Describing the men who had invaded the pool table area, the writer said they were "the sort of blokes who would rather barrack for a crappy local men's rugby club than watch the Australian women's sevens rugby team despite them being the best in the world."
Huh? That's me.
The day before I read the article, I’d watched a game of club rugby.
There was nothing crappy about this one, although I've sat through several games where sticking chilli-coated chopsticks in your eyes would be more entertaining.
But even if the women's sevens team was playing across the road, I'd still pick the club rugby match every time.
Same goes if it was the men's sevens teams, a Super Rugby side or the Wallabies.
Gender doesn’t come into it
I'd also give up a good NRL game, a feed at a fancy restaurant or free tickets to the latest stage show for my hit of club rugby.

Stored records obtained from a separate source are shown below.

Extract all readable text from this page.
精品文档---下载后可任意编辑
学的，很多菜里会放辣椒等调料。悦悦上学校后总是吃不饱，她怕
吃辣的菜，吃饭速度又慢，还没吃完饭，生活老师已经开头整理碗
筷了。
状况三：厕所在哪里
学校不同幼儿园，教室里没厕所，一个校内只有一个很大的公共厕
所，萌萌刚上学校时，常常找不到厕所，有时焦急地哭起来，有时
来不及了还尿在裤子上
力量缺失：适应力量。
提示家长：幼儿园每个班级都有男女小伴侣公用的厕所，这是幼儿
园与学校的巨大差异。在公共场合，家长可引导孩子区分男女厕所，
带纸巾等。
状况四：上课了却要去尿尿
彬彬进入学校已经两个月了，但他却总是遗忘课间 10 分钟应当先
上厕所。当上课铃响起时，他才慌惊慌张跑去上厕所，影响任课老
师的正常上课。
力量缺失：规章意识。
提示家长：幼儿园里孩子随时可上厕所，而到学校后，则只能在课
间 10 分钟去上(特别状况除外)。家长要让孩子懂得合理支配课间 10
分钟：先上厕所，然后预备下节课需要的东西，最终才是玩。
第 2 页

I'm not alone. I know a bloke who quit a well-paying job because it impacted his club rugby viewing.
Another mate, who owns his own business, sweats on the draw coming out each year so he can put work rosters together ensuring he's free every Saturday afternoon.
One friend even sends his wife the fixture list with red circles around the dates he will be unavailable for anything but emergencies.
Late August/early September is a no travel period just in case there's a minor miracle and our team is in with a shot of winning a comp.
We're all pathetically addicted to the cold beer, colder pies and the camaraderie club rugby provides.
Even if, at times over the years, our mob has been a 'crappy local men's club'.
Like all amateur or semi-amateur clubs around the country, they're run by a dedicated bunch of volunteers who give plenty and ask for nothing in return.
Their No.1 supporter is an 88-year-old woman who has attended games every year since she was 14.
They are also a club with a healthy women's rugby program and run an annual fundraiser directing money to a local women's shelter.
Doesn’t sound too crappy to me at all.